「世界で一番いい所よ」 ジュゴンの海、みつめ続ける名護の漁師 豊かな命に感謝 きょう「海の日」


この記事を書いた人 Avatar photo 琉球新報社
船を操縦する久志常春さん。地元の海は全て知り尽くす=20日、名護市安部

 23日は「海の日」。名護市安部の漁師・久志常春さん(71)は、誰よりも地元の海を知り尽くしていると自負し、こよなく愛す。幼少から海に潜り、国の天然記念物ジュゴンも何度も見詰めた。生命を育んだ海に感謝し、これからも向き合う。

 「ここはタマンの群れが来た。向こうではコブシメが産卵した。ティラジャー(マガキガイ)もいっぱいよ。世界で一番良い所よ」。安部の砂浜から小舟に乗り、久志さんは海の秘密をたくさん教えてくれた。小学校に上がる前から地元の漁師らの船に乗り、海に親しんできた。成人すると琉球政府や名護市役所などに勤め、定年退職後に改めて漁師となった。

 小学生で海に潜り、泳ぐジュゴンを10回ほど見た。
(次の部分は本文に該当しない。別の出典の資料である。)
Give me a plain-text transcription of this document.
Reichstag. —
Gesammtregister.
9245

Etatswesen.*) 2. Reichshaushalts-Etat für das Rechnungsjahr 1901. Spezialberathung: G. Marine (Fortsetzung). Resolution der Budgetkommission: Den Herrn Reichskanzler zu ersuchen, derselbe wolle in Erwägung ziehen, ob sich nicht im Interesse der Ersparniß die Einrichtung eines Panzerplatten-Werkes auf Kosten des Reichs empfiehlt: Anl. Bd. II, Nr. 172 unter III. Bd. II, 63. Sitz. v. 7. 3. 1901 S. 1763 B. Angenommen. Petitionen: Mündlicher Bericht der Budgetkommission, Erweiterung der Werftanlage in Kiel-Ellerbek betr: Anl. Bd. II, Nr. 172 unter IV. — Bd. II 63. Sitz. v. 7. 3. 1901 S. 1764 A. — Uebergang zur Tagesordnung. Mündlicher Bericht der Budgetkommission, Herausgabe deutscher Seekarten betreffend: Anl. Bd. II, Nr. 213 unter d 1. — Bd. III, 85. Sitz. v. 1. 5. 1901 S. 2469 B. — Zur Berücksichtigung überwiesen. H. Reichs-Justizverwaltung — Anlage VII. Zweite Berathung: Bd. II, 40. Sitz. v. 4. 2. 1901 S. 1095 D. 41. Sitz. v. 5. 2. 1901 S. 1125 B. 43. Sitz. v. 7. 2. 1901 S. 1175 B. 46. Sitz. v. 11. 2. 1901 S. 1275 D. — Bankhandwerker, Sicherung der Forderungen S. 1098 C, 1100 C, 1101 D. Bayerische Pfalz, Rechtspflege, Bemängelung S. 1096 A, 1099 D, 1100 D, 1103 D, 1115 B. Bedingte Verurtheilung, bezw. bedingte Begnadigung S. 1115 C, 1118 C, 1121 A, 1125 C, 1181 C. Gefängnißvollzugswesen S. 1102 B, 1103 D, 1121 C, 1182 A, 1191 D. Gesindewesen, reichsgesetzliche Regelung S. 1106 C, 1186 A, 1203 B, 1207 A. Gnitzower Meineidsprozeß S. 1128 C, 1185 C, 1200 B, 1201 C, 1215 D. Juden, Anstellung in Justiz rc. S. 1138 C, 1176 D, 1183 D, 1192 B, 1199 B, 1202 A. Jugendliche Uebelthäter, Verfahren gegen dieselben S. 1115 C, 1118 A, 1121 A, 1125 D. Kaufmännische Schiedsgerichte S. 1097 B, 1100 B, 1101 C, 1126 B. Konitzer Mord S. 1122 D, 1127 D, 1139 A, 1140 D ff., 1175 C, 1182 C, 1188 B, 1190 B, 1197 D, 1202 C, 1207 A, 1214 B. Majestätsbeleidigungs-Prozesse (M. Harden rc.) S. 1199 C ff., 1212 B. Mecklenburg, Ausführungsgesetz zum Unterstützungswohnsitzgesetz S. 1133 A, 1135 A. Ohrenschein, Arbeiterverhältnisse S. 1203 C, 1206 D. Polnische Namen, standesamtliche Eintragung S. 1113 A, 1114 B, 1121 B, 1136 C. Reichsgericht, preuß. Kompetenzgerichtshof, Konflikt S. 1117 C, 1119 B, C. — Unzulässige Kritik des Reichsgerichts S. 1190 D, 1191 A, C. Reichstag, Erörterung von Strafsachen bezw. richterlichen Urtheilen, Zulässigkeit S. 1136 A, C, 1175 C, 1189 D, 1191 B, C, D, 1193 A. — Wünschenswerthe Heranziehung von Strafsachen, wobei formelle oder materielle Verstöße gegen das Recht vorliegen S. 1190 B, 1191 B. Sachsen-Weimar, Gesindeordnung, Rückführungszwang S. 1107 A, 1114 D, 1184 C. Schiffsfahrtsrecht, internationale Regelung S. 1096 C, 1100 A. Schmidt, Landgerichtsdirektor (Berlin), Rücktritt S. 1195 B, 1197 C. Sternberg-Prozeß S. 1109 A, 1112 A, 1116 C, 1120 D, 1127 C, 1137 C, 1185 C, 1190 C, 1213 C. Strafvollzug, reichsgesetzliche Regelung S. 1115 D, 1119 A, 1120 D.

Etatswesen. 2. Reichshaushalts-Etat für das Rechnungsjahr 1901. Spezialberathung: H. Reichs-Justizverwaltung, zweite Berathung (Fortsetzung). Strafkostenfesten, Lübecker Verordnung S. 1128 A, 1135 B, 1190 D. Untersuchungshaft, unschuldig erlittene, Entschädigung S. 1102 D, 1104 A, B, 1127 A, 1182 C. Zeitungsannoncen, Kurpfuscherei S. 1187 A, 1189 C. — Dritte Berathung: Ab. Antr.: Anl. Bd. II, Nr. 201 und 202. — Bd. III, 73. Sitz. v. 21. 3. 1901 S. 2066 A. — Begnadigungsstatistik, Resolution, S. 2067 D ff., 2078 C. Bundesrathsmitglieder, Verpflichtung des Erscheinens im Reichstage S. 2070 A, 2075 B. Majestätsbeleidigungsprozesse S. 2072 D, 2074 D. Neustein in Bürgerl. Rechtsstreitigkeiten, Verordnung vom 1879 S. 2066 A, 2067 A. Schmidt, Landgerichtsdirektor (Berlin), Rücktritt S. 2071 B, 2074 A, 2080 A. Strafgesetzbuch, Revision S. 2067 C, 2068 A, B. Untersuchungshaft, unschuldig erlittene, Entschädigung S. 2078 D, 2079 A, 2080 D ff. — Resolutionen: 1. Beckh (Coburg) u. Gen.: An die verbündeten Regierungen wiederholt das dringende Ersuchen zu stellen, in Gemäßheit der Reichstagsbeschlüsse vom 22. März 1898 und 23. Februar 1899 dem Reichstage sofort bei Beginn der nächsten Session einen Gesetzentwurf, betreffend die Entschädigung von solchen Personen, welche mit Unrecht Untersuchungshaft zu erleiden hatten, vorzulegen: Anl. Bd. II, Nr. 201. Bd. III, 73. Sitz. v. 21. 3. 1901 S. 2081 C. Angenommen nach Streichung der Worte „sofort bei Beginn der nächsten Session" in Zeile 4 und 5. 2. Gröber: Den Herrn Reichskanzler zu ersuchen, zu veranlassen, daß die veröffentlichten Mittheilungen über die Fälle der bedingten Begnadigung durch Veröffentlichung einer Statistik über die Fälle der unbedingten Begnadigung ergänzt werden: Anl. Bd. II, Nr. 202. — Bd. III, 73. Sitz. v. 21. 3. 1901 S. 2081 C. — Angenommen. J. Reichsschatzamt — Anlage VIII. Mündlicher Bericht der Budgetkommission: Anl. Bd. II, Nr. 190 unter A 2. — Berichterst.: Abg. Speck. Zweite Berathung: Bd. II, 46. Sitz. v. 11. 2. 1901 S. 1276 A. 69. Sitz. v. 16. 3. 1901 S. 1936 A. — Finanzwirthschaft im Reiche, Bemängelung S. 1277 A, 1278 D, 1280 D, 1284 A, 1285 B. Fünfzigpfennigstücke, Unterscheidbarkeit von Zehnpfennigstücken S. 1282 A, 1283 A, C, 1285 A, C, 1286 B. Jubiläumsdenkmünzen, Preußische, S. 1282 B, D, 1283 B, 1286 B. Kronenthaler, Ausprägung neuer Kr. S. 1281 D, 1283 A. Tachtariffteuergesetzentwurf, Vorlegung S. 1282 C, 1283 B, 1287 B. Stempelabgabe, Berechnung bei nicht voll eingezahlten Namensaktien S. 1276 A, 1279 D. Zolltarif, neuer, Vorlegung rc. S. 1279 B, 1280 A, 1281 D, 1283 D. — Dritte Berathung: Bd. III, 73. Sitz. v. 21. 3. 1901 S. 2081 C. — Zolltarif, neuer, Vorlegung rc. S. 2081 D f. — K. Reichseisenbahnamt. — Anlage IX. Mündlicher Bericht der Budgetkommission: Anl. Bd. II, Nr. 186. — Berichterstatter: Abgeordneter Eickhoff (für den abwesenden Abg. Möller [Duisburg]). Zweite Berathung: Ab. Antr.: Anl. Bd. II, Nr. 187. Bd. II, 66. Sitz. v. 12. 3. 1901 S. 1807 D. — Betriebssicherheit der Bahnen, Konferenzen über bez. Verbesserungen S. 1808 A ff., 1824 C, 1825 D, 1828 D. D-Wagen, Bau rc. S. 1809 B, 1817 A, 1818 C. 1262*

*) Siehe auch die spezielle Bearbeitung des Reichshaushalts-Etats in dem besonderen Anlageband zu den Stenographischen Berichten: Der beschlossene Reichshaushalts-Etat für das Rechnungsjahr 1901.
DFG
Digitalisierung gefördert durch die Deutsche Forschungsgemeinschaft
生息場所を守るため、漁師の先人たちは場所について「人に言うな」と注意した。

 10代の頃、満月を迎えた干潮時の夜、同級生らと沖に向かって歩くと、親子連れのジュゴンを300メートルほど先に見つけた。母親の胸びれの間に子どもが寄り添い、授乳しているようだった。中学生の頃は網に掛かったジュゴンにも遭遇した。ジュゴンを見た感動は今も色あせない。

 安部周辺はジュゴンの餌となる海草が豊富だ。久志さんによると、至る所が「ジュゴンの通り道」だという。

 一方、安部沖から南側に視線を移すと、辺野古崎で無数に伸びるクレーンが見える。日本政府が強行する新基地建設の現場で、埋め立て工事が実施されている。安部の沖合上空にも米軍機が飛び交う。2016年12月、地元民がタコ捕りをする場所に米軍の垂直離着陸輸送機MV22オスプレイが墜落した。その部品が海中に散らばった。

 久志さんは戦後75年も続く米軍絡みの事件事故に憤り、日米地位協定などの不平等を指摘した。「日米は沖縄を公平に扱うべきだ」

 海はどのような存在かと尋ねると、久志さんは「海が自分を育ててくれた。優しく包み込む母親のようだ」と答えた。久志さんはきょうも海へ繰り出す。